Tabiî ki hukukun üstünlüğünün doğal sonucu her zaman ve her toplumda üst düzey idarecilerin yargılanabilmesi ile anlaşılır. Kişinin görevinin düzeyi yargılanma kriterlerini değiştirmemeli. “Yüce divan’da mı yargılansın” tartışmalarında gelinen noktada sahip olduğu yetkiyi kötüye kullanan kişinin makamı itibariyle yargılanacağı yerin de yüce divan olacağı anlaşılıyor. Yüce divan veya başka bir yer fark etmez. “ Sanıklar hukuk çnünde eşittir ama bazı sanıklar daha eşittir” denecekse yargılanma yeri fark etmez.

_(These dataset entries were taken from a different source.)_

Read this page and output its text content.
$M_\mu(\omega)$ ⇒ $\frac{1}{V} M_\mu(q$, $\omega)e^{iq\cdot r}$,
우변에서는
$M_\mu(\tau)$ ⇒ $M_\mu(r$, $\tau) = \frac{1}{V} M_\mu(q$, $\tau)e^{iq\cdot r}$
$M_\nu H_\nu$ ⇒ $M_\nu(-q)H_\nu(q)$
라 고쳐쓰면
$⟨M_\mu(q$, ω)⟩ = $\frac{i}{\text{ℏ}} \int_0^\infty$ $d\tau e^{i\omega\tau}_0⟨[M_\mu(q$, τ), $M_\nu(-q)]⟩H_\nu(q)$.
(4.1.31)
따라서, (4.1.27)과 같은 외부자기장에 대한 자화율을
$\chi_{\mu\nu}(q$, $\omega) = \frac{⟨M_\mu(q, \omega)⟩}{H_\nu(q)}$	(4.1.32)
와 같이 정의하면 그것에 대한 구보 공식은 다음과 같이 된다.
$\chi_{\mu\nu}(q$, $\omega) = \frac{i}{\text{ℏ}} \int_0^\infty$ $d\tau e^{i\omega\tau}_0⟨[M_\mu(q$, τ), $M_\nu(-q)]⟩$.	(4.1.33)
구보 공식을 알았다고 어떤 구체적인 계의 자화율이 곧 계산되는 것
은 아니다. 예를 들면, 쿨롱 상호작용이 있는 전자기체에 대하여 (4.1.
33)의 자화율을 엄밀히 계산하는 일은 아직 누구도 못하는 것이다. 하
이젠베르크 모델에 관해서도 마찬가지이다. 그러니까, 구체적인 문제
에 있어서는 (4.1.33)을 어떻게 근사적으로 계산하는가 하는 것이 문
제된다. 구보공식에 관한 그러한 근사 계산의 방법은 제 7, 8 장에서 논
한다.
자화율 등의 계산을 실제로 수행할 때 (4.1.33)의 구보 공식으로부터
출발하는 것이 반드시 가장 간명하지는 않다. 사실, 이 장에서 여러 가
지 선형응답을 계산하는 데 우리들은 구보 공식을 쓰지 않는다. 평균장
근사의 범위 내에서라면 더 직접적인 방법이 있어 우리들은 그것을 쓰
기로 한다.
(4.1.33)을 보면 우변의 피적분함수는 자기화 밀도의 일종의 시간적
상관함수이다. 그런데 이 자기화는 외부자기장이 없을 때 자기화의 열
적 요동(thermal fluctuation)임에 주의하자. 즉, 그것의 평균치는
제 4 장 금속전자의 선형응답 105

Bazı zanlıların hiç sanık olamadığı günlerden bugünlere gelebilmemiz aslında büyük bir olaydır. Daha birkaç yıl önce eski Genelkurmay başkanı İsmail Hakkı Karadayı ve değişik zamanlarda diğer kuvvet komutanları hakkında suç duyurusu yaptığımızda sivil mahkemeler “bu bizim içimiz değildir” diyerek suç duyurusunu askeri mahkemelere sevkederdi. Sonuç alınamayan suç duyuruları günlerinden bugünkü tutuklamalara ulaştık. Trajik bir komedi olarak itham edilenin önüne hakim olarak yine itham edileni oturtursanız sonuç hukukun by pas edilmesidir. Zamanında bir Başbakan “verdimse ben verdim” derken aslında devletin üst düzeyinin ne denli hukuku alt ettiğini vurguluyordu.

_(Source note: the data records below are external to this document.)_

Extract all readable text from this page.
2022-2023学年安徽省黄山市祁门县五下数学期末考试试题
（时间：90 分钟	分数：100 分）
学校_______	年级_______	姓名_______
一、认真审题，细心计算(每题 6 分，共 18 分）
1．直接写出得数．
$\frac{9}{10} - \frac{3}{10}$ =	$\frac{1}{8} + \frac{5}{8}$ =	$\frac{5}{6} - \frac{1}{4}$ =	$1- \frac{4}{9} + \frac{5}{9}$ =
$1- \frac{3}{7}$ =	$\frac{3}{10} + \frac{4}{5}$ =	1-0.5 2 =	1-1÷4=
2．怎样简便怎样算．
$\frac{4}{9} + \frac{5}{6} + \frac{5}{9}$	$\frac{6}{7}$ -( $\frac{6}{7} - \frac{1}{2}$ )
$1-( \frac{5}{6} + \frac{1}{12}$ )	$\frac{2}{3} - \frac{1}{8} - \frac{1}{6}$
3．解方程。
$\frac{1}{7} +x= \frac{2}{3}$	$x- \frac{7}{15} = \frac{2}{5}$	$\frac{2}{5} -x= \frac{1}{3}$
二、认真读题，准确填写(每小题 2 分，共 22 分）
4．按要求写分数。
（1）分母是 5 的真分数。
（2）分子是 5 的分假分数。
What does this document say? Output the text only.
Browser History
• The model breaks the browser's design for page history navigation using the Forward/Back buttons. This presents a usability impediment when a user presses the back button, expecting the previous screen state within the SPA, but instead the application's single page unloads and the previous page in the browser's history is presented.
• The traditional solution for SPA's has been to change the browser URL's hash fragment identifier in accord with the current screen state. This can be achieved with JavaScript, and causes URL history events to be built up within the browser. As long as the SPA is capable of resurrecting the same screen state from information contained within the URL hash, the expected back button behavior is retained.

İlker Başbuğ tutuklandı ama Başbakan tutuksuz yargılanmasını uygun gördüklerini söyledi. Buna niye gerek gördü bilinmez ama bu açıklama bile bir ihsan gibi algılanabileceğinden kimileri için çok can sıkıcı olabilir. Tutuksuz yargılansa bile savcının iddianamesindeki terör örgütü yöneticisi ifadesini Başbuğ hayatı boyunca unutamaz.
Eski Genelkurmay başkanları ve bazı kuvvet komutanları şu anda tutuklu. Sürecin buralara gelebilmesi tabiiki önemli. Ancak önemli olan sürecin sulandırılmamasıdır. Genelkurmay başkanının ceza alması ölüm anlamına gelmez. Böylesi bir ceza ülkenin hukuken gelişme seviyesini gösterir. Paşalar arkalarına rütbeliler ordusunu alıp sağı solu tehdit ederken baş eğen çoktu. Baş eğenler kaybetti ama başını eğmeyenler kazandı. Parmak sallayıp kürsüyü yumruklama ile işler yürüse idi hukuk hiç kimseye lazım olmayacaktı. Ancak insanlık tarihindeki özgürlük mücadelesi artık her yerde kazanmaya başlıyor. Bu tutuklanma devletçi refleksleri ayağa kaldırmamalı. Hangi makam olursa olsun savaş halinde bile askerler halkın seçimine yönelik müdahalelerden uzak durmaları gerektiğini artık öğrenmeli. İllegaliteye karşı savaşmada başarı bazen Genelkurmay başkanlarının tutuklanmasından geçiyor.